Carlson, Kevin D. and Jinpei Wu. 2012. The Illusion of Statistical Control: Control Variable Practice in Management Research. Organizational Research Methods 15 (3): 413-435.
Abstract: The authors extend previous recommendations for improved control variable (CV) practice in management research by mapping the objectives for using statistical control to recommendations for research practice. Including CVs in research designs to permit statistical control of “nuisance” variance is a common research practice that is subject to well-documented and potentially serious problems. Yet because CVs are frequently weakly related to focal variables, they rarely influence the interpretation of results. As a result, current practice offers an illusion of statistical control when in fact little control actually occurs. The authors extend the growing literature on CV practice by examining the ambiguity of researchers' stated purposes for using statistical control that makes it difficult to determine whether common CV practice accomplishes any of these intents effectively. Guidelines for improving research practice are offered, including adopting a conservative stance toward the inclusion of CVs in the analysis of quasiexperimental and correlational designs guided by the principle “When in doubt, leave them out.”
- What problems do the authors identify in using control variables in research, particularly in terms of misunderstanding relationships among variables and misinterpreting findings?
- Discuss how control variables are used in organizational research.
- What role do intervening variables (mediators, moderators) play in understanding relationships between dependent and independent variables?
- Please discuss how researchers may control for extraneous variables / effects through experimental or statistical means.
Goetz, Michal, et. al. 2012. A 12-Month Prospective, Observational Study of Treatment Regimen and Quality of Life Associated With ADHD in Central and Eastern Europe and Eastern Asia. Journal of Attention Disorders 16 (1): 44-59.

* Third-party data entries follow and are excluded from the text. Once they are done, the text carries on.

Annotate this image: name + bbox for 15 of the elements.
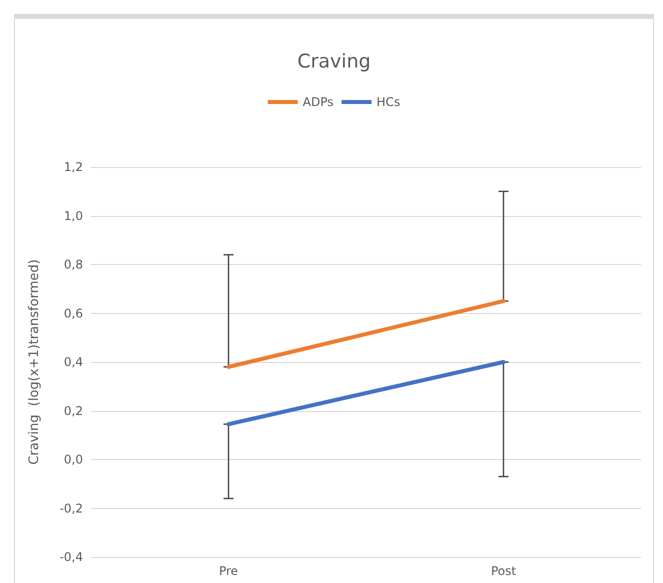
y-axis-title: Craving (log(x+1)transformed): [27, 259, 42, 465]
y-tick-label: 0,2: [64, 404, 83, 418]
legend-label: ADPs: [302, 95, 334, 109]
y-tick-label: -0,4: [60, 550, 83, 564]
y-tick-label: 1,0: [64, 208, 83, 223]
y-tick-label: 0,8: [64, 258, 83, 272]
legend-label: HCs: [376, 95, 400, 109]
chart-title: Craving: [297, 50, 371, 72]
y-tick-label: -0,2: [60, 501, 83, 516]
y-tick-label: 1,2: [64, 160, 83, 174]
y-tick-label: 0,6: [64, 306, 83, 320]
y-tick-label: 0,0: [64, 452, 83, 466]
x-tick-label: Pre: [218, 564, 238, 578]
x-tick-label: Post: [490, 564, 516, 578]
y-tick-label: 0,4: [64, 355, 83, 369]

Abstract: Objectives: This prospective, observational, non-randomized study aimed to describe the relationship between treatment regimen prescribed and the quality of life (QoL) of ADHD patients in countries of Central and Eastern Europe (CEE) and Eastern Asia over 12 months. Methods: 977 Male and female patients aged 6-17 years seeking treatment for symptoms of ADHD were assessed using the Child and Adolescent Symptom Inventory-4 Parent Checklists, and the Clinical Global Impressions-ADHD-Severity scale. QoL was assessed using the Child Health and Illness Profile-Child Edition parent report form. Patients were grouped according to whether they were prescribed psycho- and/or pharmacotherapy (treatment) or not (no/‘other’ treatment). Results: No statistically significant differences were observed between cohorts (treatment vs. no/‘other’ treatment) in terms of change in QoL, although there was improvement over 12 months, with a greater improvement experienced by patients in the treatment cohort in both study regions (CEE and Eastern Asia). Psychoeducation/counselling and methylphenidate were the predominant ADHD treatments prescribed. Conclusions: Although both treatment and no/‘other’ treatment cohorts showed improvements in mean QoL over 12 months, the difference was small and not statistically significant. A major limitation was the higher than anticipated number of patients switching treatments, predominantly from the no/‘other’ treatment cohort.
- Please discuss how the researchers of this article make use of the observational study approach to test for relationships between variables.
- Please discuss how participants were chosen and grouped for the purposes of this study. Were there any potential biases in the cohort that was created?
- Please discuss what limitations may be apparent in this study (particularly in terms of patient switching).
Spector, Paul E., and Michael T. Brannick. 2011. Methodological Urban Legends: The Misuse of Statistical Control Variables. Organizational Research Methods 14 (2): 287-305.
Abstract: The automatic or blind inclusion of control variables in multiple regression and other analyses, intended to purify observed relationships among variables of interest, is widespread and can be considered an example of practice based on a methodological urban legend. Inclusion of such variables in most cases implicitly assumes that the control variables are somehow either contaminating the measurement of the variables of interest or affecting the underlying constructs, thus distorting observed relationships among them. There are, however, a number of alternative mechanisms that would produce the same statistical results, thus throwing into question whether inclusion of control variables has led to more or less accurate interpretation of results. The authors propose that researchers should be explicit rather than implicit regarding the role of control variables and match hypotheses precisely to both the choice of variables and the choice of analyses. The authors further propose that researchers avoid testing models in which demographic variables serve as proxies for variables that are of real theoretical interest in their data.
- What concerns do the authors discuss on including control variables into multiple regression or other types of analyses, particularly in terms of interpreting the results?
- What role do control variables play as extraneous variables in the research process?
- What recommendations do the authors have for researchers in selecting control variables that are of value to their study?